Mereka dibagi menjadi dua dari 130 peserta Edutrain Goes To Malang yang digelar PT Kereta Api Indonesia (KAI) Daop 8 sebagai bagian dari program edukasi perkeretaapian dan transportasi massal pada anak-anak. 

Maulana mengaku sangat senang bisa mengikuti acara tersebut. "Senang sekali, ini pertama naik kereta api. Tadi di jalan dari Surabaya ke Malang dapat jajan, juga ada cerita-cerita soal kereta api. Di kereta tadi juga bisa main-main sama teman-teman," ujar bocah 9 tahun itu. 

Executive Vice President PT KAI Daop 8 Surabaya Suryawan Putra Hia mengungkapkan, kegiatan Edutrain Ceria hari ini (10/7/2019) sekaligus sebagai sarana promosi terhadap peningkatan pelayanan di KA Mutiara Selatan relasi Malang - Surabaya Gubeng - Bandung yang telah menggunakan rangkaian gerbong kereta jenis terbaru. 
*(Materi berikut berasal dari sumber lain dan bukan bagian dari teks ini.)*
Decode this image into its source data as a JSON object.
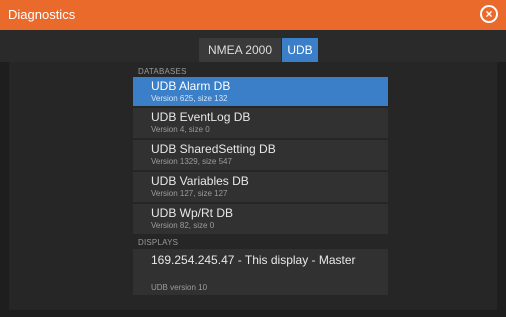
{
  "window": {
    "title": "Diagnostics"
  },
  "tabs": [
    {
      "label": "NMEA 2000"
    },
    {
      "label": "UDB"
    }
  ],
  "databases": {
    "header": "DATABASES",
    "items": [
      {
        "title": "UDB Alarm DB",
        "subtitle": "Version 625, size 132"
      },
      {
        "title": "UDB EventLog DB",
        "subtitle": "Version 4, size 0"
      },
      {
        "title": "UDB SharedSetting DB",
        "subtitle": "Version 1329, size 547"
      },
      {
        "title": "UDB Variables DB",
        "subtitle": "Version 127, size 127"
      },
      {
        "title": "UDB Wp/Rt DB",
        "subtitle": "Version 82, size 0"
      }
    ]
  },
  "displays": {
    "header": "DISPLAYS",
    "item": {
      "title": "169.254.245.47 - This display - Master",
      "subtitle": "UDB version 10"
    }
  },
  "colors": {
    "titlebar": "#ea6a2c",
    "selected": "#3a7fc8"
  }
}
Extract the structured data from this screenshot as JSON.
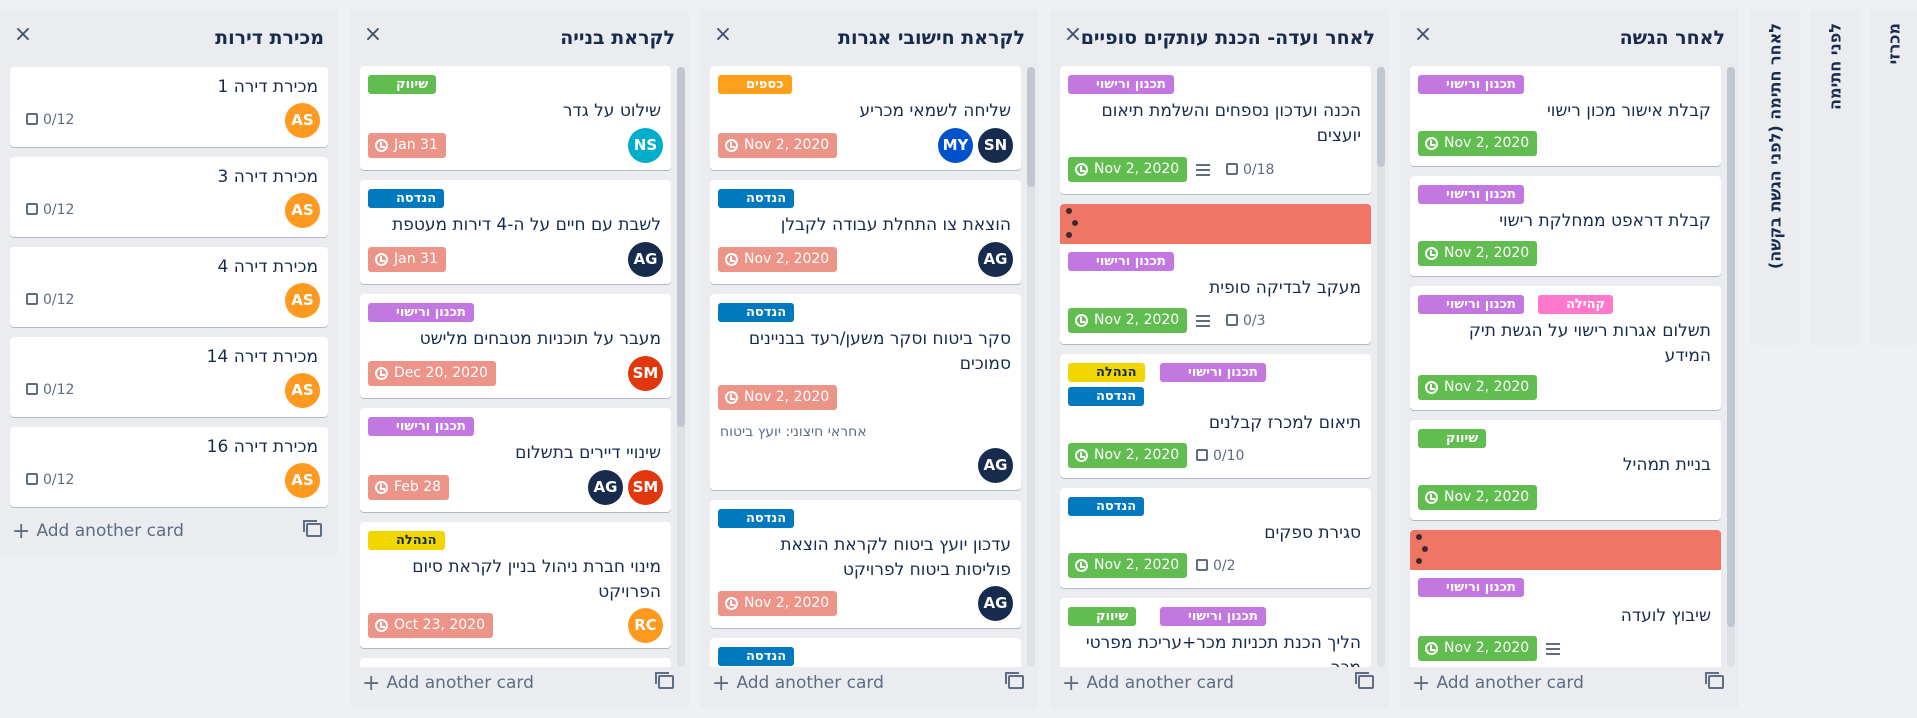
{
  "lists": [
    {
      "title": "מכירת דירות",
      "add_card": "Add another card",
      "cards": [
        {
          "title": "מכירת דירה 1",
          "checklist": "0/12",
          "avatars": [
            "AS"
          ]
        },
        {
          "title": "מכירת דירה 3",
          "checklist": "0/12",
          "avatars": [
            "AS"
          ]
        },
        {
          "title": "מכירת דירה 4",
          "checklist": "0/12",
          "avatars": [
            "AS"
          ]
        },
        {
          "title": "מכירת דירה 14",
          "checklist": "0/12",
          "avatars": [
            "AS"
          ]
        },
        {
          "title": "מכירת דירה 16",
          "checklist": "0/12",
          "avatars": [
            "AS"
          ]
        }
      ]
    },
    {
      "title": "לקראת בנייה",
      "add_card": "Add another card",
      "cards": [
        {
          "labels": [
            "שיווק"
          ],
          "title": "שילוט על גדר",
          "due": "Jan 31",
          "avatars": [
            "NS"
          ]
        },
        {
          "labels": [
            "הנדסה"
          ],
          "title": "לשבת עם חיים על ה-4 דירות מעטפת",
          "due": "Jan 31",
          "avatars": [
            "AG"
          ]
        },
        {
          "labels": [
            "תכנון ורישוי"
          ],
          "title": "מעבר על תוכניות מטבחים מלישט",
          "due": "Dec 20, 2020",
          "avatars": [
            "SM"
          ]
        },
        {
          "labels": [
            "תכנון ורישוי"
          ],
          "title": "שינויי דיירים בתשלום",
          "due": "Feb 28",
          "avatars": [
            "AG",
            "SM"
          ]
        },
        {
          "labels": [
            "הנהלה"
          ],
          "title_lines": [
            "מינוי חברת ניהול בניין לקראת סיום",
            "הפרויקט"
          ],
          "due": "Oct 23, 2020",
          "avatars": [
            "RC"
          ]
        }
      ]
    },
    {
      "title": "לקראת חישובי אגרות",
      "add_card": "Add another card",
      "cards": [
        {
          "labels": [
            "כספים"
          ],
          "title": "שליחה לשמאי מכריע",
          "due": "Nov 2, 2020",
          "avatars": [
            "MY",
            "SN"
          ]
        },
        {
          "labels": [
            "הנדסה"
          ],
          "title": "הוצאת צו התחלת עבודה לקבלן",
          "due": "Nov 2, 2020",
          "avatars": [
            "AG"
          ]
        },
        {
          "labels": [
            "הנדסה"
          ],
          "title_lines": [
            "סקר ביטוח וסקר משען/רעד בבניינים",
            "סמוכים"
          ],
          "due": "Nov 2, 2020",
          "note": "אחראי חיצוני: יועץ ביטוח",
          "avatars": [
            "AG"
          ]
        },
        {
          "labels": [
            "הנדסה"
          ],
          "title_lines": [
            "עדכון יועץ ביטוח לקראת הוצאת",
            "פוליסות ביטוח לפרויקט"
          ],
          "due": "Nov 2, 2020",
          "avatars": [
            "AG"
          ]
        },
        {
          "labels": [
            "הנדסה"
          ]
        }
      ]
    },
    {
      "title": "לאחר ועדה- הכנת עותקים סופיים",
      "add_card": "Add another card",
      "cards": [
        {
          "labels": [
            "תכנון ורישוי"
          ],
          "title_lines": [
            "הכנה ועדכון נספחים והשלמת תיאום",
            "יועצים"
          ],
          "due": "Nov 2, 2020",
          "checklist": "0/18"
        },
        {
          "labels": [
            "תכנון ורישוי"
          ],
          "title": "מעקב לבדיקה סופית",
          "due": "Nov 2, 2020",
          "checklist": "0/3"
        },
        {
          "labels": [
            "תכנון ורישוי",
            "הנהלה",
            "הנדסה"
          ],
          "title": "תיאום למכרז קבלנים",
          "due": "Nov 2, 2020",
          "checklist": "0/10"
        },
        {
          "labels": [
            "הנדסה"
          ],
          "title": "סגירת ספקים",
          "due": "Nov 2, 2020",
          "checklist": "0/2"
        },
        {
          "labels": [
            "תכנון ורישוי",
            "שיווק"
          ],
          "title_lines": [
            "הליך הכנת תכניות מכר+עריכת מפרטי",
            "מכר"
          ]
        }
      ]
    },
    {
      "title": "לאחר הגשה",
      "add_card": "Add another card",
      "cards": [
        {
          "labels": [
            "תכנון ורישוי"
          ],
          "title": "קבלת אישור מכון רישוי",
          "due": "Nov 2, 2020"
        },
        {
          "labels": [
            "תכנון ורישוי"
          ],
          "title": "קבלת דראפט ממחלקת רישוי",
          "due": "Nov 2, 2020"
        },
        {
          "labels": [
            "תכנון ורישוי",
            "קהילה"
          ],
          "title_lines": [
            "תשלום אגרות רישוי על הגשת תיק",
            "המידע"
          ],
          "due": "Nov 2, 2020"
        },
        {
          "labels": [
            "שיווק"
          ],
          "title": "בניית תמהיל",
          "due": "Nov 2, 2020"
        },
        {
          "labels": [
            "תכנון ורישוי"
          ],
          "title": "שיבוץ לועדה",
          "due": "Nov 2, 2020"
        }
      ]
    }
  ],
  "collapsed_lists": [
    "לאחר חתימה (לפני הגשת בקשה)",
    "לפני חתימה",
    "מכרזי"
  ],
  "colors": {
    "purple": "#c377e0",
    "blue": "#0079bf",
    "green": "#61bd4f",
    "orange": "#ff9f1a",
    "yellow": "#f2d600",
    "pink": "#ff78cb",
    "red_cover": "#ef7564",
    "due_green": "#61bd4f",
    "due_red": "#ec9488"
  }
}
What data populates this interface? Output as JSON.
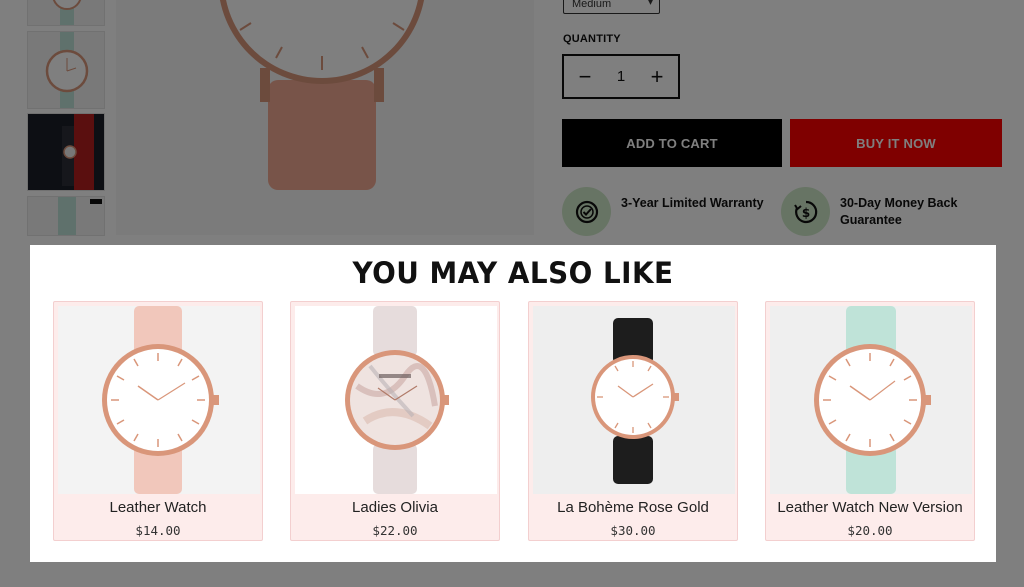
{
  "product_page": {
    "variant_select_value": "Medium",
    "quantity": {
      "label": "QUANTITY",
      "value": "1",
      "decrease_symbol": "−",
      "increase_symbol": "+"
    },
    "buttons": {
      "add_to_cart": "ADD TO CART",
      "buy_it_now": "BUY IT NOW"
    },
    "badges": [
      {
        "icon": "warranty-check-icon",
        "text": "3-Year Limited Warranty"
      },
      {
        "icon": "money-back-icon",
        "text": "30-Day Money Back Guarantee"
      }
    ]
  },
  "related": {
    "title": "YOU MAY ALSO LIKE",
    "products": [
      {
        "name": "Leather Watch",
        "price": "$14.00",
        "strap_color": "#f1c7bb",
        "face_color": "#ffffff"
      },
      {
        "name": "Ladies Olivia",
        "price": "$22.00",
        "strap_color": "#e6dcdc",
        "face_color": "#efe3e0"
      },
      {
        "name": "La Bohème Rose Gold",
        "price": "$30.00",
        "strap_color": "#1d1d1d",
        "face_color": "#ffffff"
      },
      {
        "name": "Leather Watch New Version",
        "price": "$20.00",
        "strap_color": "#bfe3d8",
        "face_color": "#ffffff"
      }
    ]
  },
  "colors": {
    "buy_now": "#ff0000",
    "add_to_cart": "#000000",
    "badge_bg": "#cfe8c8",
    "card_bg": "#fdeceb",
    "rose_gold": "#d9967a"
  }
}
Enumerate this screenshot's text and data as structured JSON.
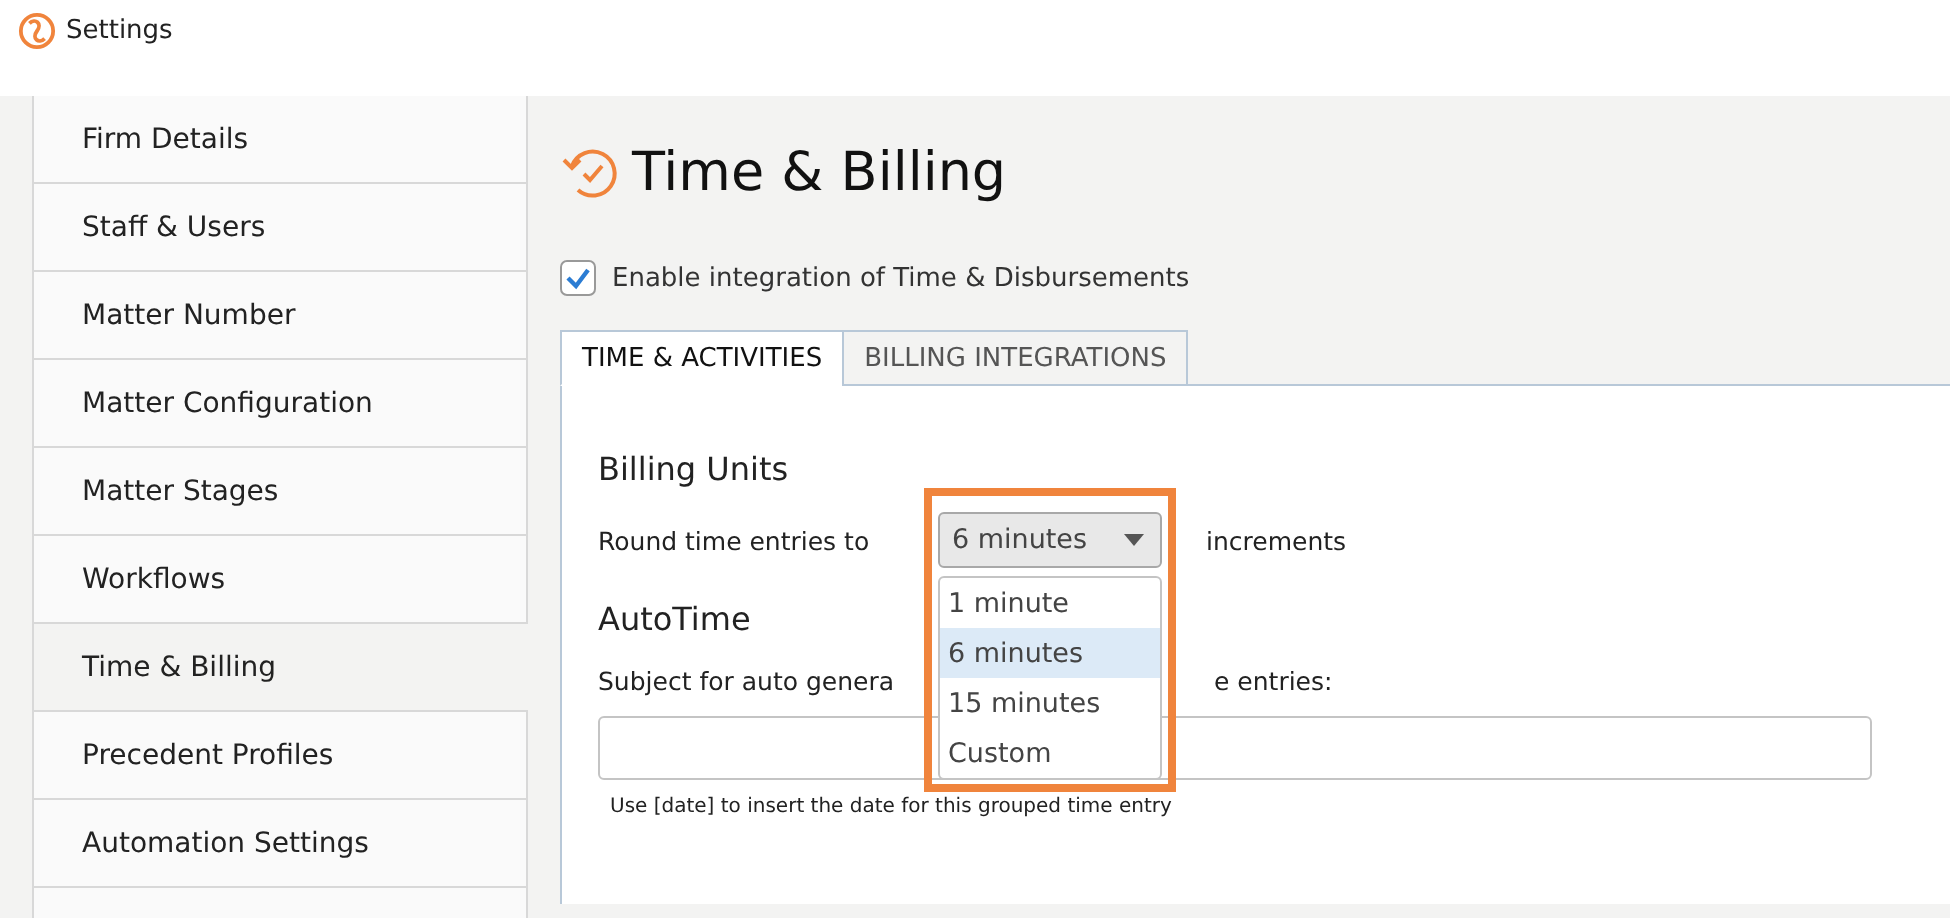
{
  "window": {
    "title": "Settings"
  },
  "sidebar": {
    "items": [
      {
        "label": "Firm Details",
        "selected": false
      },
      {
        "label": "Staff & Users",
        "selected": false
      },
      {
        "label": "Matter Number",
        "selected": false
      },
      {
        "label": "Matter Configuration",
        "selected": false
      },
      {
        "label": "Matter Stages",
        "selected": false
      },
      {
        "label": "Workflows",
        "selected": false
      },
      {
        "label": "Time & Billing",
        "selected": true
      },
      {
        "label": "Precedent Profiles",
        "selected": false
      },
      {
        "label": "Automation Settings",
        "selected": false
      }
    ]
  },
  "page": {
    "title": "Time & Billing",
    "enable_checkbox": {
      "label": "Enable integration of Time & Disbursements",
      "checked": true
    }
  },
  "tabs": [
    {
      "label": "TIME & ACTIVITIES",
      "selected": true
    },
    {
      "label": "BILLING INTEGRATIONS",
      "selected": false
    }
  ],
  "billing_units": {
    "heading": "Billing Units",
    "label_before": "Round time entries to",
    "label_after": "increments",
    "select": {
      "value": "6 minutes",
      "expanded": true,
      "options": [
        {
          "label": "1 minute",
          "selected": false
        },
        {
          "label": "6 minutes",
          "selected": true
        },
        {
          "label": "15 minutes",
          "selected": false
        },
        {
          "label": "Custom",
          "selected": false
        }
      ]
    }
  },
  "autotime": {
    "heading": "AutoTime",
    "label_visible_start": "Subject for auto genera",
    "label_visible_end": "e entries:",
    "hint": "Use [date] to insert the date for this grouped time entry"
  }
}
"Para peserta diajak bertamasya ke Malang mengunjungi tempat wisata bernuansa edukasi transportasi yaitu Museum Angkut," ujarnya.

Sebanyak 130 peserta anak-anak yang berasal dari TPQ Nur Mudrikah Surabaya dan Pondok Pesantren Al Baiad Surabaya, diajak oleh pihak KAI Daop 8 Surabaya jalan-jalan menggunakan rangkaian KA Mutiara Selatan (KA 112) dari Stasiun Surabaya Gubeng menuju ke Stasiun Malang secara gratis alias cuma-cuma.

Rombongan berangkat dengan menggunakan KA Mutiara Selatan (KA 112) yang berangkat tepat dari Stasiun Surabaya Gubeng pukul 07.20 WIB, dan sampai di Stasiun Malang jam 09.38 WIB. Saat perjalanan menggunakan kereta api menuju Malang, peserta akan dikenalkan tentang sejarah dan seluk beluk seputar transportasi kereta api.

Suryawan berharap, kegiatan Edutrain Goes To Malang ini dapat menumbuhkan kecintaan di kalangan generasi muda terhadap transportasi massal berbasis rel ini. 

"Sehingga nantinya, generasi muda akan mengetahui seputar sejarah dan perkembangan perkeretaapian di Indonesia. Yang pada akhirnya, bisa tertanam rasa mencintai akan transportasi massal di kalangan generasi penerus, sekaligus menjadi pangsa potensi pelanggan setia nantinya," tuturnya.